I’ve been freelancing for a long time and I wasn’t always able to have that much float, but it’s a good goal to work up to.
“But Ryan, I hate dealing with paper checks!”
Hey, I’m with you. It’s sad that in 2015 we don’t have a better alternative for handling payments with minimum hassles and fees. Having Stripe just dump the money into your account the next day is awesome.
But you’re paying for that convenience. How much are you paying?
I should total it up, but I bet I get somewhere in the neighborhood of 20 – 30 different checks over the course of a year. My wife is also a freelancer and probably gets another 5 – 10 checks. So yeah, that’s a lot of checks.
However, when I get a check, I don’t immediately jump in my car, drive across town to the bank, and then get in line to deposit it. That’s ridiculous!
Instead, I put the check in my wallet and deposit a stack of them later when it’s convenient to do so. I almost always deposit at the ATM, so it takes about 5 mins (and I often need to get cash out too), and I probably only do this twice a month or so. Smaller checks can be deposited via mobile deposit (my stupid bank limits me to $2500 / check and $5k / month on mobile deposit), making it even more convenient.
So let’s say I go to the bank 25 times per year for 10 mins each time, both of which I think are probably high. That’s about 4 hours per year.
If I accepted all of my payments via credit card, it would cost me more than $10k / year in credit card fees. I’m sorry, but I’m not willing to pass up $10k for the convenience of avoiding the bank every other week for 10 mins. I’m going to be switching banks soon so I can do 90% of my deposits via mobile deposit, making this even more convenient.
Here’s another way to think about it: if you had a client that offered you $10k / year to swing by the bank for 10 mins every other week, would you do it? Maybe you wouldn’t, but I definitely would 🙂
I’m all about buying convenience in my life, but not all outsourcing is equal. For $10k / year, I can have someone clean my house twice a month, eat out at a decent restaurant with my wife every week, pay for all of my coffee for the year, AND have someone babysit my daughter one night every week FOR A YEAR.

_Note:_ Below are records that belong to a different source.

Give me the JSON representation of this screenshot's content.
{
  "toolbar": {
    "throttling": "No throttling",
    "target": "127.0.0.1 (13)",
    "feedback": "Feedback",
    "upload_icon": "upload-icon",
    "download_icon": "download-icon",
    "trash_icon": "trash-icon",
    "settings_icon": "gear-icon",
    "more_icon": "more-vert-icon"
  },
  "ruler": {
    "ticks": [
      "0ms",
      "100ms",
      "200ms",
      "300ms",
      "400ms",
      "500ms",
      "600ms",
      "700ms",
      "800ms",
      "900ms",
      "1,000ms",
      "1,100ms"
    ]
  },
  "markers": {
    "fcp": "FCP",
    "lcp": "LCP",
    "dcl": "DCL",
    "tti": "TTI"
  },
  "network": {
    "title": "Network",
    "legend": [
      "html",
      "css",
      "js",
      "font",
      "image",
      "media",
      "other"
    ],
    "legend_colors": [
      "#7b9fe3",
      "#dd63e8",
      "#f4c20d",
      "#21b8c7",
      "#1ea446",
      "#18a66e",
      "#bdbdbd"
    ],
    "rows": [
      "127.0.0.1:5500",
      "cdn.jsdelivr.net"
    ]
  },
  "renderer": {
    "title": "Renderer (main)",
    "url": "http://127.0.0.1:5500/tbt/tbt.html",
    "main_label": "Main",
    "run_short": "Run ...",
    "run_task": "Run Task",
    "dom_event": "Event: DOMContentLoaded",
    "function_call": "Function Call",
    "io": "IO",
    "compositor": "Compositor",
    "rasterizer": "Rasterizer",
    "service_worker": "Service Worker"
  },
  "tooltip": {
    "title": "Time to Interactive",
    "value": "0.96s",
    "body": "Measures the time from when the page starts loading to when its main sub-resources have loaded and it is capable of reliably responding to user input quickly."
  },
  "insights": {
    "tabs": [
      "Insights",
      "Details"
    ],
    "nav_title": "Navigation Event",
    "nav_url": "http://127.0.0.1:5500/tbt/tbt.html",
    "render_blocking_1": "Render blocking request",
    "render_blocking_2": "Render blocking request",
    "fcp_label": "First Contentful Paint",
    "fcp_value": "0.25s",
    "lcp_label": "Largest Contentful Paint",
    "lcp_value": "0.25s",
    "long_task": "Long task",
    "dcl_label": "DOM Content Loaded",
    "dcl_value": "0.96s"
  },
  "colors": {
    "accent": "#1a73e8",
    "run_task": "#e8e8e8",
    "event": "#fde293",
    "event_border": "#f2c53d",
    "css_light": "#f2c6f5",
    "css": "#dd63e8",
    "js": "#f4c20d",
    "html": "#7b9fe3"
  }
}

All for going to the bank every other week for a few mins?
What I really want is something that’s as easy to use as a credit card payment for my clients, but that just charges a flat fee. Even a high fee; I’d much rather pay $10 / payment instead of 3%. Dwolla and ACH take a few days and are free or near-free, but a pain for each side to setup. If you have suggestions here, please let me know!
Another issue I have with credit cards is chargeback risk. Even when the money is safe and sound in your bank account (or long since spent), you still may not be safe. The cardholder has a long period during which they can dispute the transaction and get their money back. In some cases, up to four months later!
Yes, a dispute investigation will be opened, but you probably won’t win. While I haven’t had to deal with this personally, my understanding is that the networks nearly always side with the cardholder, not the merchant.
How gung-ho about credit card payments will you be the first time that thousands of dollars for work already performed gets yanked out of your bank account?
Admittedly, this is a really low risk, but you don’t have this risk at all with checks. Once the check clears (which can actually take up to a week behind the scenes), the money is safe.
I think I’ve made my point.
At this point in the article, I’ve made a good case about the very high cost of the speed and convenience that credit card payments represent.
But wait a minute.
Remember when I said earlier that there are two important exceptions?
Why you should always accept credit card payments
I think the real case to be made for credit card payments isn’t in the speed or convenience for you, but for your clients.
And not because it’s nice for them or better service, but because it might be the difference between them being your clients and being a lost lead or a former client. Yes, it’s nice for your clients if they can pay all of your invoices via credit card, but having that option for two types of payments in particular goes beyond “nice to have” to “absolutely critical”:
- Initial deposits
- Recurring payments
You want as little friction as possible for these two points in particular, because they’re psychological “escape hatches”.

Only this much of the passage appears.